Nurse Practitioner Program Admissions
The admissions processes for online and on-campus nursing master's programs are very similar. Both require at least a bachelor's degree, an RN license, and a competitive GPA. Most programs also require at least some experience working full time as a nurse. However, while online programs often feature rolling admissions, on-campus graduate programs usually have hard deadlines that often fall between early December and early March. Some residential nursing programs feature multiple deadlines spanning the beginning of winter to late spring or even early summer.
Applying to graduate school can take time, so students should start the application process several months in advance of the deadline. While applying to more than one program increases the chances of admission, students should ensure they apply only to programs in suitable locations that support their projected concentration or specialty.
- Bachelor's Degree: All nurse practitioner master's programs require students to have a bachelor's degree. Most often, programs prefer candidates with a bachelor's in nursing, as this qualification ensures readiness for advanced clinical work.
- Professional Experience: Most graduate nursing programs require at least one year of relevant work experience, although students do not always need to be currently practicing as nurses. Usually, applicants should have experience in a field relevant to their projected specialty.
- Minimum GPA: The minimum GPA for admission to an advanced nursing program is generally 3.0. However, competitive candidates often have a GPA of 3.5 or higher. Sometimes, applicants can make up for a low GPA with competitive GRE scores.
- While application times vary, students should allow at least 3-4 months to apply.
- Applicants must provide transcripts from each academic institution they have attended. Students can request transcripts from their school registrar, and this transaction can be free or cost as much as $3-$10 per transcript.

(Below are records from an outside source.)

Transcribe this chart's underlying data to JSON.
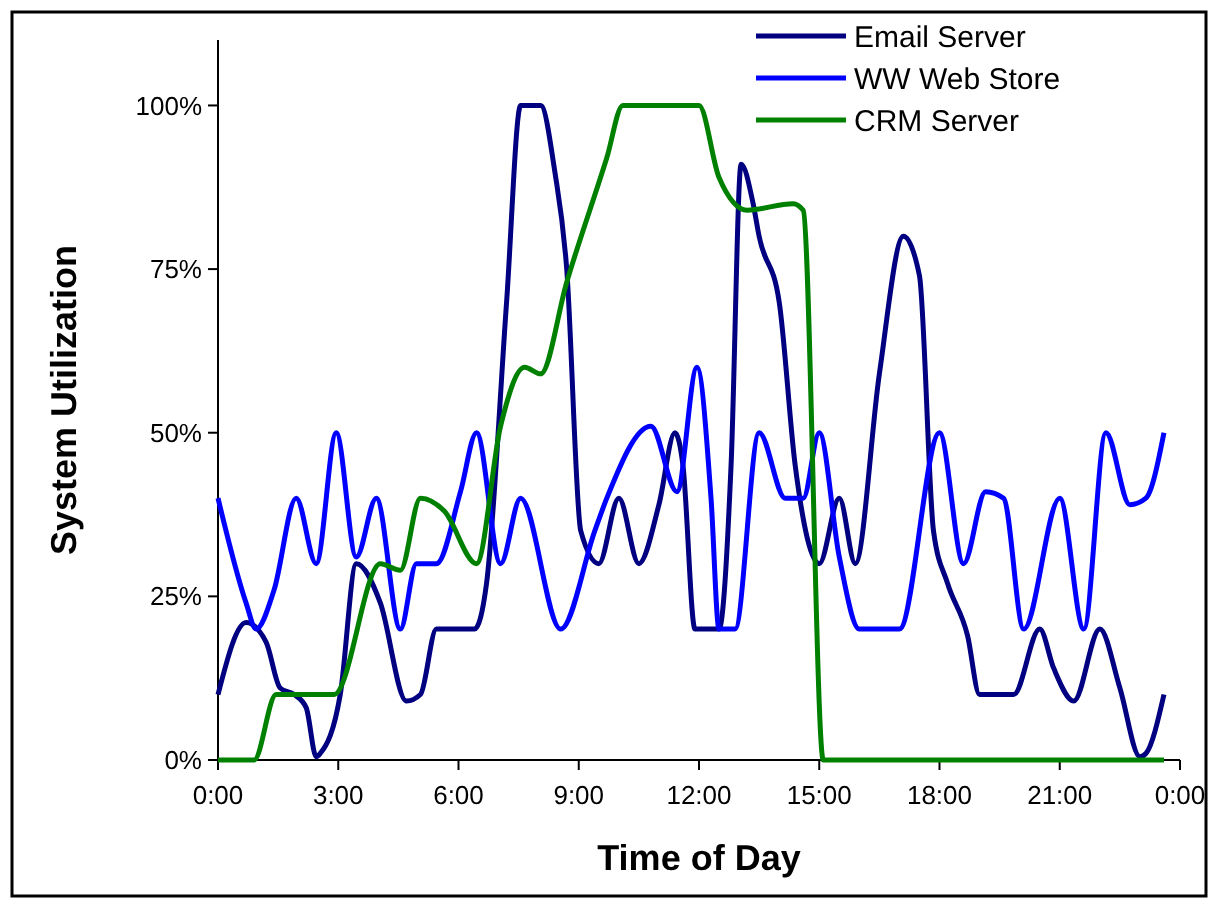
{
  "chart_data": {
    "type": "line",
    "xlabel": "Time of Day",
    "ylabel": "System Utilization",
    "xlim": [
      0,
      24
    ],
    "ylim": [
      0,
      110
    ],
    "xticks": [
      {
        "value": 0,
        "label": "0:00"
      },
      {
        "value": 3,
        "label": "3:00"
      },
      {
        "value": 6,
        "label": "6:00"
      },
      {
        "value": 9,
        "label": "9:00"
      },
      {
        "value": 12,
        "label": "12:00"
      },
      {
        "value": 15,
        "label": "15:00"
      },
      {
        "value": 18,
        "label": "18:00"
      },
      {
        "value": 21,
        "label": "21:00"
      },
      {
        "value": 24,
        "label": "0:00"
      }
    ],
    "yticks": [
      {
        "value": 0,
        "label": "0%"
      },
      {
        "value": 25,
        "label": "25%"
      },
      {
        "value": 50,
        "label": "50%"
      },
      {
        "value": 75,
        "label": "75%"
      },
      {
        "value": 100,
        "label": "100%"
      }
    ],
    "grid": false,
    "legend": "top right",
    "marker": "none",
    "line_style": "solid",
    "series": [
      {
        "name": "Email Server",
        "color": "#000080",
        "x": [
          0,
          0.7,
          1.2,
          1.55,
          1.9,
          2.2,
          2.45,
          2.55,
          3.05,
          3.45,
          4.05,
          4.7,
          5.05,
          5.45,
          6.4,
          6.7,
          7.2,
          7.55,
          8.05,
          8.4,
          8.7,
          9.05,
          9.5,
          10,
          10.5,
          11,
          11.4,
          11.6,
          11.9,
          12.5,
          12.8,
          13.05,
          13.35,
          13.5,
          14,
          14.4,
          15,
          15.5,
          15.9,
          16.5,
          17.1,
          17.5,
          17.85,
          18.2,
          18.7,
          19,
          19.85,
          20.5,
          20.85,
          21.35,
          22,
          22.5,
          23,
          23.15,
          23.6
        ],
        "values": [
          10,
          21,
          18,
          11,
          10,
          8,
          0.5,
          1,
          10,
          30,
          24,
          9,
          10,
          20,
          20,
          27,
          70,
          100,
          100,
          90,
          75,
          35,
          30,
          40,
          30,
          39,
          50,
          45,
          20,
          20,
          45,
          91,
          85,
          80,
          70,
          45,
          30,
          40,
          30,
          59,
          80,
          74,
          35,
          27,
          19,
          10,
          10,
          20,
          14,
          9,
          20,
          11,
          0.5,
          1,
          10
        ]
      },
      {
        "name": "WW Web Store",
        "color": "#0000ff",
        "x": [
          0,
          0.7,
          0.95,
          1.4,
          1.95,
          2.45,
          2.95,
          3.45,
          3.95,
          4.55,
          4.95,
          5.45,
          6.05,
          6.45,
          7.05,
          7.55,
          8.55,
          9.4,
          9.7,
          10.8,
          11.45,
          11.95,
          12.3,
          12.5,
          12.9,
          13.5,
          14.15,
          14.6,
          15,
          15.5,
          16,
          16.5,
          17,
          18,
          18.6,
          19.15,
          19.6,
          20.1,
          21,
          21.6,
          22.15,
          22.75,
          23.15,
          23.6
        ],
        "values": [
          40,
          24,
          20,
          26,
          40,
          30,
          50,
          31,
          40,
          20,
          30,
          30,
          41,
          50,
          30,
          40,
          20,
          35,
          40,
          51,
          41,
          60,
          40,
          20,
          20,
          50,
          40,
          40,
          50,
          31,
          20,
          20,
          20,
          50,
          30,
          41,
          40,
          20,
          40,
          20,
          50,
          39,
          40,
          50
        ]
      },
      {
        "name": "CRM Server",
        "color": "#008000",
        "x": [
          0,
          0.9,
          1.45,
          2.9,
          4.05,
          4.55,
          5.05,
          5.65,
          6.45,
          7.05,
          7.65,
          8.05,
          8.7,
          9.7,
          10.1,
          11.75,
          12,
          12.5,
          13.2,
          14.35,
          14.6,
          15.1,
          23.6
        ],
        "values": [
          0,
          0,
          10,
          10,
          30,
          29,
          40,
          38,
          30,
          51,
          60,
          59,
          73,
          92,
          100,
          100,
          100,
          89,
          84,
          85,
          84,
          0,
          0
        ]
      }
    ]
  }
}
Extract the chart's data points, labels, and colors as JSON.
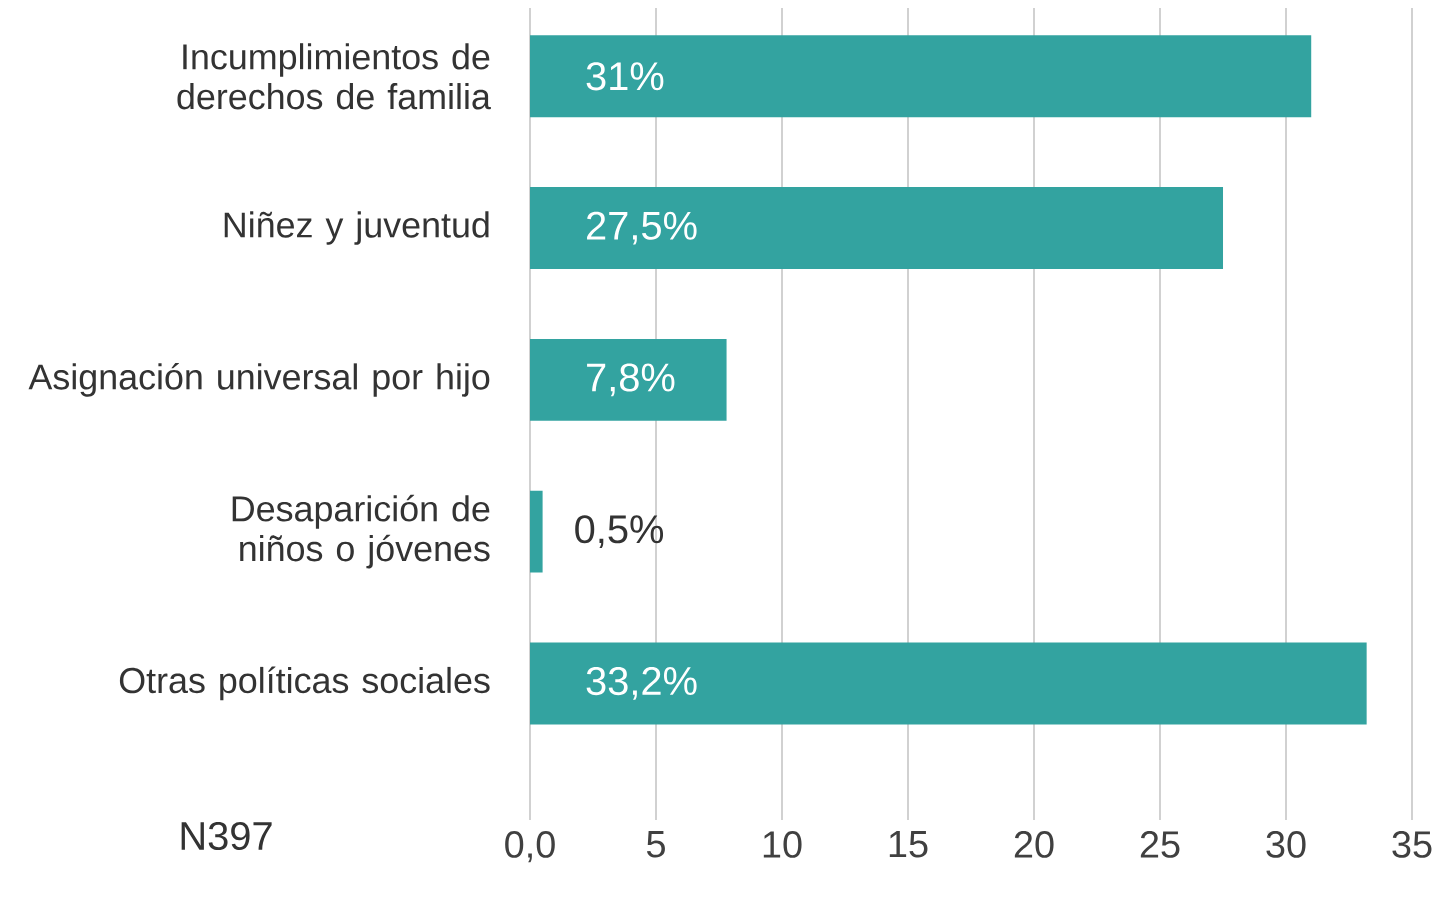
{
  "chart_data": {
    "type": "bar",
    "orientation": "horizontal",
    "categories": [
      "Incumplimientos de derechos de familia",
      "Niñez y juventud",
      "Asignación universal por hijo",
      "Desaparición de niños o jóvenes",
      "Otras políticas sociales"
    ],
    "values": [
      31,
      27.5,
      7.8,
      0.5,
      33.2
    ],
    "value_labels": [
      "31%",
      "27,5%",
      "7,8%",
      "0,5%",
      "33,2%"
    ],
    "color": "#33a3a0",
    "xlim": [
      0,
      35
    ],
    "xticks": [
      {
        "value": 0,
        "label": "0,0"
      },
      5,
      10,
      15,
      20,
      25,
      30,
      35
    ],
    "grid": "x",
    "annotations": [
      "N397"
    ]
  }
}
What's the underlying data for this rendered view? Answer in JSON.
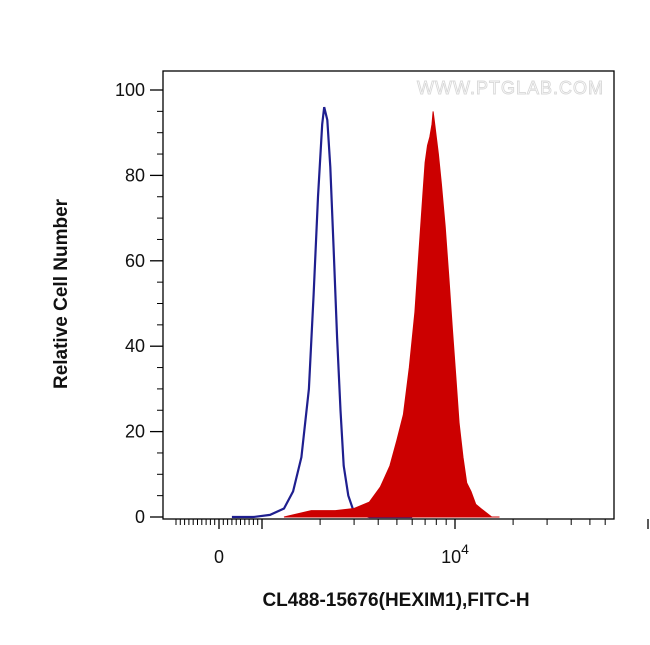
{
  "watermark": "WWW.PTGLAB.COM",
  "chart_data": {
    "type": "area",
    "xlabel": "CL488-15676(HEXIM1),FITC-H",
    "ylabel": "Relative Cell Number",
    "x_scale": "biexponential",
    "ylim": [
      0,
      100
    ],
    "y_ticks": [
      0,
      20,
      40,
      60,
      80,
      100
    ],
    "x_tick_labels": [
      {
        "value": 0,
        "label": "0",
        "exponent": ""
      },
      {
        "value": 10000,
        "label": "10",
        "exponent": "4"
      }
    ],
    "grid": false,
    "legend": "none",
    "series": [
      {
        "style": "outline",
        "color": "#1f1f8f",
        "points": [
          [
            300,
            0
          ],
          [
            800,
            0
          ],
          [
            1100,
            0.5
          ],
          [
            1300,
            2
          ],
          [
            1450,
            6
          ],
          [
            1600,
            14
          ],
          [
            1750,
            30
          ],
          [
            1850,
            52
          ],
          [
            1950,
            75
          ],
          [
            2050,
            92
          ],
          [
            2100,
            96
          ],
          [
            2180,
            93
          ],
          [
            2260,
            82
          ],
          [
            2350,
            63
          ],
          [
            2450,
            42
          ],
          [
            2550,
            25
          ],
          [
            2650,
            12
          ],
          [
            2800,
            5
          ],
          [
            2950,
            2
          ],
          [
            3100,
            1
          ],
          [
            3300,
            0.5
          ],
          [
            3600,
            0
          ],
          [
            6000,
            0
          ]
        ]
      },
      {
        "style": "filled",
        "color": "#cc0000",
        "points": [
          [
            1300,
            0
          ],
          [
            1800,
            1.5
          ],
          [
            2400,
            1.5
          ],
          [
            3000,
            2
          ],
          [
            3600,
            3.5
          ],
          [
            4100,
            7
          ],
          [
            4600,
            12
          ],
          [
            5000,
            18
          ],
          [
            5400,
            24
          ],
          [
            5800,
            35
          ],
          [
            6200,
            48
          ],
          [
            6500,
            62
          ],
          [
            6800,
            75
          ],
          [
            7000,
            83
          ],
          [
            7200,
            87
          ],
          [
            7400,
            89
          ],
          [
            7600,
            92
          ],
          [
            7700,
            95
          ],
          [
            7800,
            93
          ],
          [
            8000,
            89
          ],
          [
            8200,
            85
          ],
          [
            8500,
            78
          ],
          [
            8900,
            68
          ],
          [
            9300,
            56
          ],
          [
            9700,
            44
          ],
          [
            10100,
            33
          ],
          [
            10500,
            22
          ],
          [
            11000,
            14
          ],
          [
            11500,
            8
          ],
          [
            12100,
            6
          ],
          [
            12800,
            3
          ],
          [
            13600,
            2
          ],
          [
            14500,
            1
          ],
          [
            15500,
            0
          ],
          [
            17000,
            0
          ]
        ]
      }
    ]
  }
}
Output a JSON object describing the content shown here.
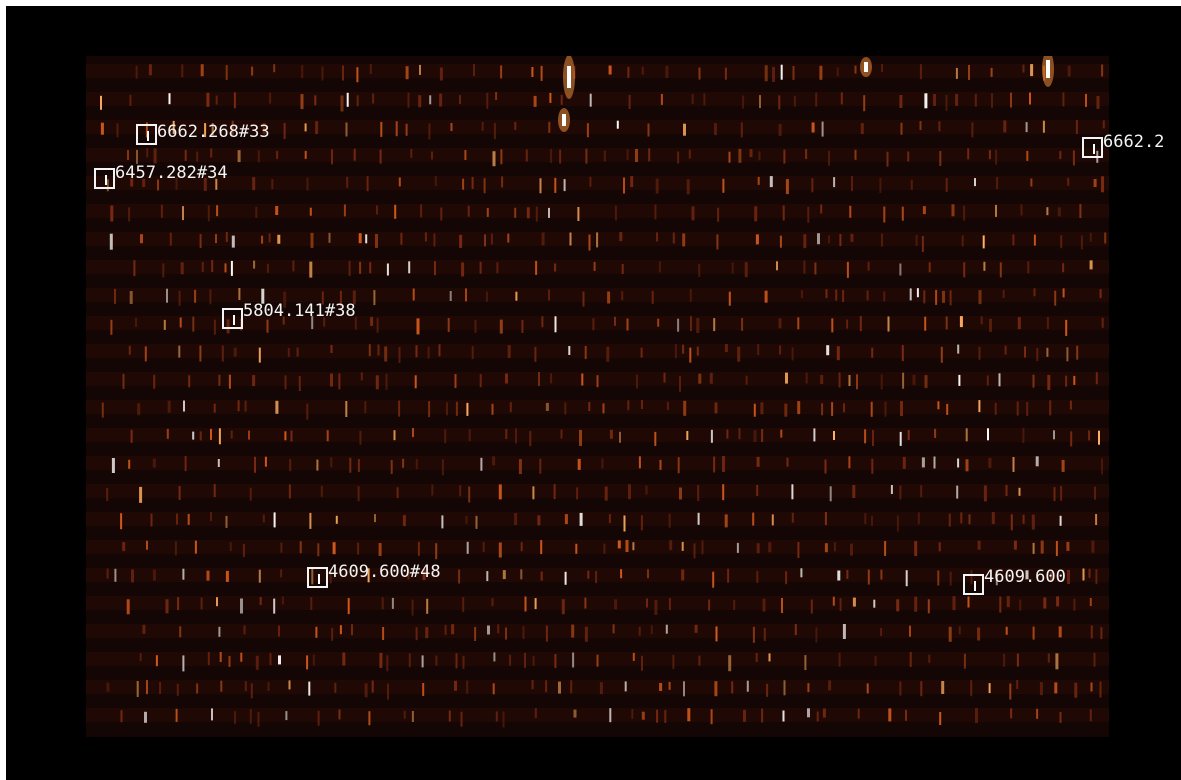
{
  "image": {
    "description_type": "astronomical echelle spectrum frame",
    "colormap": "heat",
    "colors": {
      "frame": "#000000",
      "background": "#140604",
      "line_dim": "#7a2a10",
      "line_mid": "#d45a1c",
      "line_bright": "#ffb060",
      "line_peak": "#ffffff",
      "annotation": "#f4f4f4"
    }
  },
  "annotations": [
    {
      "label": "6662.268#33"
    },
    {
      "label": "6457.282#34"
    },
    {
      "label": "5804.141#38"
    },
    {
      "label": "4609.600#48"
    },
    {
      "label": "6662.2"
    },
    {
      "label": "4609.600"
    }
  ]
}
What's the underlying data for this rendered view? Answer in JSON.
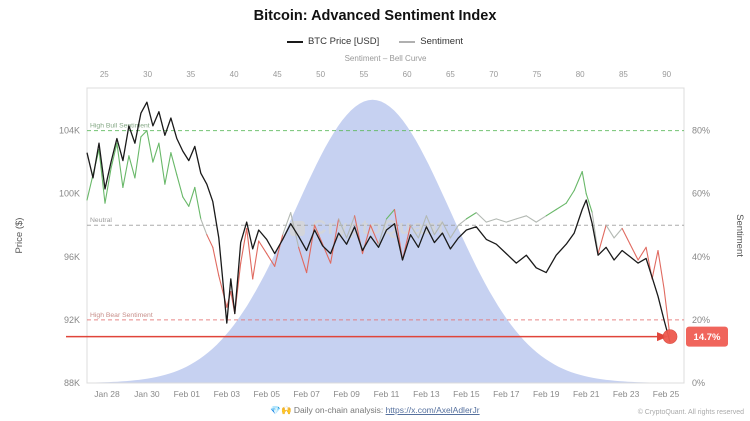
{
  "header": {
    "title": "Bitcoin: Advanced Sentiment Index",
    "legend": [
      {
        "label": "BTC Price [USD]",
        "color": "#1a1a1a"
      },
      {
        "label": "Sentiment",
        "color": "#b0b0b0"
      }
    ]
  },
  "watermark": "CryptoQuant",
  "footer": {
    "note_prefix": "💎🙌 Daily on-chain analysis: ",
    "note_link": "https://x.com/AxelAdlerJr",
    "copyright": "© CryptoQuant. All rights reserved"
  },
  "chart_data": {
    "type": "line",
    "title": "Bitcoin: Advanced Sentiment Index",
    "top_axis": {
      "label": "Sentiment – Bell Curve",
      "ticks": [
        25,
        30,
        35,
        40,
        45,
        50,
        55,
        60,
        65,
        70,
        75,
        80,
        85,
        90
      ],
      "domain": [
        23,
        92
      ]
    },
    "left_axis": {
      "label": "Price ($)",
      "domain": [
        88,
        106.7
      ],
      "ticks": [
        {
          "label": "104K",
          "value": 104
        },
        {
          "label": "100K",
          "value": 100
        },
        {
          "label": "96K",
          "value": 96
        },
        {
          "label": "92K",
          "value": 92
        },
        {
          "label": "88K",
          "value": 88
        }
      ]
    },
    "right_axis": {
      "label": "Sentiment",
      "domain": [
        0,
        93.5
      ],
      "ticks": [
        {
          "label": "80%",
          "value": 80
        },
        {
          "label": "60%",
          "value": 60
        },
        {
          "label": "40%",
          "value": 40
        },
        {
          "label": "20%",
          "value": 20
        },
        {
          "label": "0%",
          "value": 0
        }
      ]
    },
    "x_axis": {
      "domain": [
        0,
        29.9
      ],
      "ticks": [
        {
          "label": "Jan 28",
          "t": 1
        },
        {
          "label": "Jan 30",
          "t": 3
        },
        {
          "label": "Feb 01",
          "t": 5
        },
        {
          "label": "Feb 03",
          "t": 7
        },
        {
          "label": "Feb 05",
          "t": 9
        },
        {
          "label": "Feb 07",
          "t": 11
        },
        {
          "label": "Feb 09",
          "t": 13
        },
        {
          "label": "Feb 11",
          "t": 15
        },
        {
          "label": "Feb 13",
          "t": 17
        },
        {
          "label": "Feb 15",
          "t": 19
        },
        {
          "label": "Feb 17",
          "t": 21
        },
        {
          "label": "Feb 19",
          "t": 23
        },
        {
          "label": "Feb 21",
          "t": 25
        },
        {
          "label": "Feb 23",
          "t": 27
        },
        {
          "label": "Feb 25",
          "t": 29
        }
      ]
    },
    "bell": {
      "mean": 56,
      "sigma": 9,
      "peak": 0.96,
      "color": "#c6d1f1"
    },
    "guides": [
      {
        "name": "high-bull",
        "label": "High Bull Sentiment",
        "value": 80,
        "color": "#5bb95b",
        "label_color": "#85a885"
      },
      {
        "name": "neutral",
        "label": "Neutral",
        "value": 50,
        "color": "#9e9e9e",
        "label_color": "#9a9a9a"
      },
      {
        "name": "high-bear",
        "label": "High Bear Sentiment",
        "value": 20,
        "color": "#e57373",
        "label_color": "#c78f8a"
      }
    ],
    "highlight": {
      "value": 14.7,
      "label": "14.7%",
      "color": "#e0453a",
      "badge_color": "#f0655c"
    },
    "x": [
      0,
      0.3,
      0.6,
      0.9,
      1.2,
      1.5,
      1.8,
      2.1,
      2.4,
      2.7,
      3,
      3.3,
      3.6,
      3.9,
      4.2,
      4.5,
      4.8,
      5.1,
      5.4,
      5.7,
      6,
      6.3,
      6.6,
      7,
      7.2,
      7.4,
      7.7,
      8,
      8.3,
      8.6,
      9,
      9.4,
      9.8,
      10.2,
      10.6,
      11,
      11.4,
      11.8,
      12.2,
      12.6,
      13,
      13.4,
      13.8,
      14.2,
      14.6,
      15,
      15.4,
      15.8,
      16.2,
      16.6,
      17,
      17.4,
      17.8,
      18.2,
      18.6,
      19,
      19.5,
      20,
      20.5,
      21,
      21.5,
      22,
      22.5,
      23,
      23.5,
      24,
      24.4,
      24.8,
      25,
      25.3,
      25.6,
      26,
      26.4,
      26.8,
      27.2,
      27.6,
      28,
      28.3,
      28.6,
      28.9,
      29.2
    ],
    "series": [
      {
        "name": "BTC Price [USD]",
        "axis": "price",
        "color": "#1a1a1a",
        "values": [
          102.6,
          101.0,
          103.2,
          100.3,
          102.0,
          103.5,
          102.1,
          104.3,
          103.2,
          105.1,
          105.8,
          104.3,
          105.2,
          103.7,
          104.8,
          103.5,
          102.7,
          102.1,
          103.0,
          101.3,
          100.6,
          99.5,
          97.2,
          91.8,
          94.6,
          92.4,
          96.9,
          98.2,
          96.5,
          97.7,
          97.1,
          96.2,
          97.1,
          98.1,
          97.3,
          96.4,
          97.7,
          96.7,
          96.2,
          97.5,
          96.8,
          97.9,
          96.4,
          97.3,
          96.6,
          97.7,
          98.1,
          95.8,
          97.4,
          96.6,
          97.9,
          96.9,
          97.5,
          96.5,
          97.2,
          97.7,
          97.9,
          97.1,
          96.8,
          96.2,
          95.6,
          96.1,
          95.3,
          95.0,
          96.1,
          96.8,
          97.5,
          99.0,
          99.6,
          98.1,
          96.1,
          96.6,
          95.8,
          96.4,
          96.0,
          95.6,
          95.9,
          94.7,
          93.5,
          92.0,
          90.6
        ]
      },
      {
        "name": "Sentiment",
        "axis": "sentiment",
        "color_rule": {
          "green_min": 53,
          "red_max": 47,
          "green": "#69b869",
          "red": "#e06a60",
          "neutral": "#b3b9b3"
        },
        "values": [
          58,
          66,
          74,
          57,
          68,
          76,
          62,
          72,
          65,
          78,
          80,
          70,
          76,
          63,
          73,
          66,
          59,
          56,
          62,
          52,
          47,
          43,
          34,
          24,
          29,
          22,
          38,
          49,
          33,
          45,
          41,
          37,
          47,
          54,
          43,
          35,
          50,
          44,
          38,
          52,
          46,
          53,
          41,
          50,
          44,
          52,
          55,
          39,
          50,
          46,
          53,
          47,
          51,
          46,
          50,
          52,
          54,
          51,
          52,
          51,
          52,
          53,
          51,
          53,
          55,
          57,
          61,
          67,
          60,
          54,
          41,
          50,
          46,
          49,
          44,
          39,
          43,
          33,
          42,
          30,
          14.7
        ]
      }
    ]
  }
}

- Letters of Recommendation
- Most applications require two or three letters of recommendation from former nursing professors, clinical supervisors, or employers. Since writing letters requires careful thought, students should give recommenders notice of at least one month.
- Placement Exam Results
- Admission to MSN programs requires scores from the GRE. However, applicants with at least a 3.5 GPA can often waive their GRE requirements.
- Application Fee
- While application fees can vary, $40 is fairly typical. Most programs allow students to waive this fee if they can demonstrate significant financial need.